5) Nous sommes aussi attachés à la laïcité parce qu’elle nous permet d’approfondir notre propre foi. Elle nous aide en effet à prendre conscience de façon plus évidente que nous appartenons à la communauté humaine avant d’être des croyants. Ce n’est pas dévaloriser la foi religieuse que d’affirmer qu’aucune Révélation ne doit prétendre avoir la primauté sur la loi commune, elle-même fondée sur les Droits de l’Homme. Cette liberté permet d’approcher de plus près le mystère de ce Dieu caché qu’annonce l’Évangile et qui suscite notre autonomie.

6) La recherche théologique qui permet à toute foi religieuse de s’enrichir se trouve fortement encouragée par la liberté avec laquelle elle peut être menée. L’indépendance de toute recherche intellectuelle et de toute prise de position dans une société laïque est une garantie pour que la liberté de parole soit préservée au sein des religions. On peut espérer voir le fonctionnement de leurs institutions évoluer alors dans un sens plus démocratique.

7) Selon les Évangiles, notre référence, Jésus manifeste un constant refus de prise des pouvoirs tant politique que religieux, et il remet en cause ces pouvoirs dans la mesure où ils dominent et oppriment. C’est pour nous une indication : sans fonder directement l’idéal laïque, qui est un acquis de l’histoire commune, Jésus nous invite à ne pas confondre nos domaines d’engagement, tout en visant à les rendre cohérents.

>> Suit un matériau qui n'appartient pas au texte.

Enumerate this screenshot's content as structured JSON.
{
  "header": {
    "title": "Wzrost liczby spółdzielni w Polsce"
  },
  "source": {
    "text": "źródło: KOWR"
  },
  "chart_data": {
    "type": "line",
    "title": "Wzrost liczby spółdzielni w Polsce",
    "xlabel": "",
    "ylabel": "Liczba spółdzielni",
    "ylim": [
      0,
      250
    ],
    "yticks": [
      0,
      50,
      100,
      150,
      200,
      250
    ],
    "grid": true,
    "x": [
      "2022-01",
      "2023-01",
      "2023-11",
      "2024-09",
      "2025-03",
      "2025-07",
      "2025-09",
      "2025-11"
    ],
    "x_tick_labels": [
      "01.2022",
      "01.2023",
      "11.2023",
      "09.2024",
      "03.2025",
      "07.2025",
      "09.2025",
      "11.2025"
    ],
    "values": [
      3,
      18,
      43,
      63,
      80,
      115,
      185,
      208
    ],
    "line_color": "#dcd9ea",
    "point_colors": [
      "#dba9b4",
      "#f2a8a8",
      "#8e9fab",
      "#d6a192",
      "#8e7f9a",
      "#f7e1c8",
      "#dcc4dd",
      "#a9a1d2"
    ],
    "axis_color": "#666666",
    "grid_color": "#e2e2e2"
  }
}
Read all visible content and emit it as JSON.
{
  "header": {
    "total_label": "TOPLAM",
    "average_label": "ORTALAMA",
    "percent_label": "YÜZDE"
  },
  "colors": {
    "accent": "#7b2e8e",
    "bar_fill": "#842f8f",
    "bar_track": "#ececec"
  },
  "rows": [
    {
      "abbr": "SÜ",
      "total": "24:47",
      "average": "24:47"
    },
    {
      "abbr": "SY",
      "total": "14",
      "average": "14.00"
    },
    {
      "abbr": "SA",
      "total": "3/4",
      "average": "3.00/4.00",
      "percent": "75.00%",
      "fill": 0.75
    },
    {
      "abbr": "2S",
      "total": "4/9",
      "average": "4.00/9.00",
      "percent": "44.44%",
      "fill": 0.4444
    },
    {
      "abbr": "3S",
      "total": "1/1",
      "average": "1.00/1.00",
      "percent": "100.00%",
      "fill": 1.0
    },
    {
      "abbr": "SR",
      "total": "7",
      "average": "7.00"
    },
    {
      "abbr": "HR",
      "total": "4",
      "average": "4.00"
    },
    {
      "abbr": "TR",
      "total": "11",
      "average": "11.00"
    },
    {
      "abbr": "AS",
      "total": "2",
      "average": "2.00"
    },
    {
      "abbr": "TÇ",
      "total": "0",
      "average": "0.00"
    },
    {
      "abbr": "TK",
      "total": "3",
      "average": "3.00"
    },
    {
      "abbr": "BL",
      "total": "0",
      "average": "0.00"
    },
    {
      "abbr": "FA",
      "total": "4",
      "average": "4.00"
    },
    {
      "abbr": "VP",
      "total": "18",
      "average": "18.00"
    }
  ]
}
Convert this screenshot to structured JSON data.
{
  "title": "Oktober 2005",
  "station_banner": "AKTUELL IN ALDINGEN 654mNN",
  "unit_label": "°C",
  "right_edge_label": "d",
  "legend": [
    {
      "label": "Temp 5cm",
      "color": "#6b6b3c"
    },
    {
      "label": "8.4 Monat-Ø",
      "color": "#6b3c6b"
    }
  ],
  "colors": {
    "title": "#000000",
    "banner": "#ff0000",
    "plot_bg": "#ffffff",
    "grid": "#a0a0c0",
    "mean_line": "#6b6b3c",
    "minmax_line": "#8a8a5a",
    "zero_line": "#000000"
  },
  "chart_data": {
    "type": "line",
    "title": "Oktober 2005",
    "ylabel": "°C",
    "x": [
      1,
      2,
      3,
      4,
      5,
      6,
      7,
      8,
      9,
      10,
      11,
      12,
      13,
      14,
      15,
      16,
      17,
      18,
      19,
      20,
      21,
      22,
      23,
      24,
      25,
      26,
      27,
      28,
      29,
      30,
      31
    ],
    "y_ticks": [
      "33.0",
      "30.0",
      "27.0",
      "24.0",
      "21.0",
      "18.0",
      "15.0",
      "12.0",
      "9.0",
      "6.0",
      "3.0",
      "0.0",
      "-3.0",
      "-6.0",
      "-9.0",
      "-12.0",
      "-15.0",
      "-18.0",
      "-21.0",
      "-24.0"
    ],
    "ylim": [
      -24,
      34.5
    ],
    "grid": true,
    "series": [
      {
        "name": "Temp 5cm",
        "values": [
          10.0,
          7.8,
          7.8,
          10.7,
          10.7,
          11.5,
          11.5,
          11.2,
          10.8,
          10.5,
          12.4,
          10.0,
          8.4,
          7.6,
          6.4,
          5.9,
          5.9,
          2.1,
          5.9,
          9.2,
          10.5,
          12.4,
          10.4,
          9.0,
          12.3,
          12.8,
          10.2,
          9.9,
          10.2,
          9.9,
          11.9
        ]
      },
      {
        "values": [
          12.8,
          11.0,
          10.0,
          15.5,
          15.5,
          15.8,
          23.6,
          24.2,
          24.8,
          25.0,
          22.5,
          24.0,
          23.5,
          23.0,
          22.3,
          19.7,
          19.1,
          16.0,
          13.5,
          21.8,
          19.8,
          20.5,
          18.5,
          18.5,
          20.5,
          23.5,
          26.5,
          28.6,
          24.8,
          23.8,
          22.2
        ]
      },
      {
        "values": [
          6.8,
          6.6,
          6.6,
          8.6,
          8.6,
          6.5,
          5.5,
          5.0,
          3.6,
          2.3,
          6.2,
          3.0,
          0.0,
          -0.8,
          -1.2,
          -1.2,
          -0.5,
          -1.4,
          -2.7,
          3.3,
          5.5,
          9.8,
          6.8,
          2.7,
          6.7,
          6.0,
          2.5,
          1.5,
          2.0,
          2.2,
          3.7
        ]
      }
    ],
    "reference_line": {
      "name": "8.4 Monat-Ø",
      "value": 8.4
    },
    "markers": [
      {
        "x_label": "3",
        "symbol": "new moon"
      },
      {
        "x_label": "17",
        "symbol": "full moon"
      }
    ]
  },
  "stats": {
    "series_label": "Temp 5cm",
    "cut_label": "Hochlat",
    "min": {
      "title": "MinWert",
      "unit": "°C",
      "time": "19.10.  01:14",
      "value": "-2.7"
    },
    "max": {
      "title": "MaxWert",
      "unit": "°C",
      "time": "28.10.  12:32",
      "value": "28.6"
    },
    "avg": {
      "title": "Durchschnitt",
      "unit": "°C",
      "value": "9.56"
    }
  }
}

C’est pour affirmer notre attachement à la laïcité républicaine et pour exhorter nos Églises à être pleinement fidèles à ce qu’elles sont censées annoncer que nous avons décidé de créer cet Observatoire Chrétien de la Laïcité.

Paris, le 11 septembre 2003

(1) « En termes de droit, est public ce qui concerne tous les hommes d’une nation ou d’une communauté politique. Est privé ce qui intéresse un homme ou plusieurs, librement associés par exemple dans une communauté religieuse. » Henri Pena-Ruiz ( « La Laïcité »)

Les associations signataires :

• Chrétiens pour une Église Dégagée de l’École Confessionnelle (CEDEC)

• Droits et Liberté dans les Églises (DLE)

• Espérance 54 (Meurthe et Moselle)

• Les Amis du 68 rue de Babylone (Paris)

• Nous Sommes Aussi l’Église (NSAE).

• Femmes et Hommes en Eglise

• Partenia 77

• Partenia 2000

Ces associations font partie de la fédération des Réseaux du Parvis, et travaillent au sein du Réseau Européen Église de Liberté.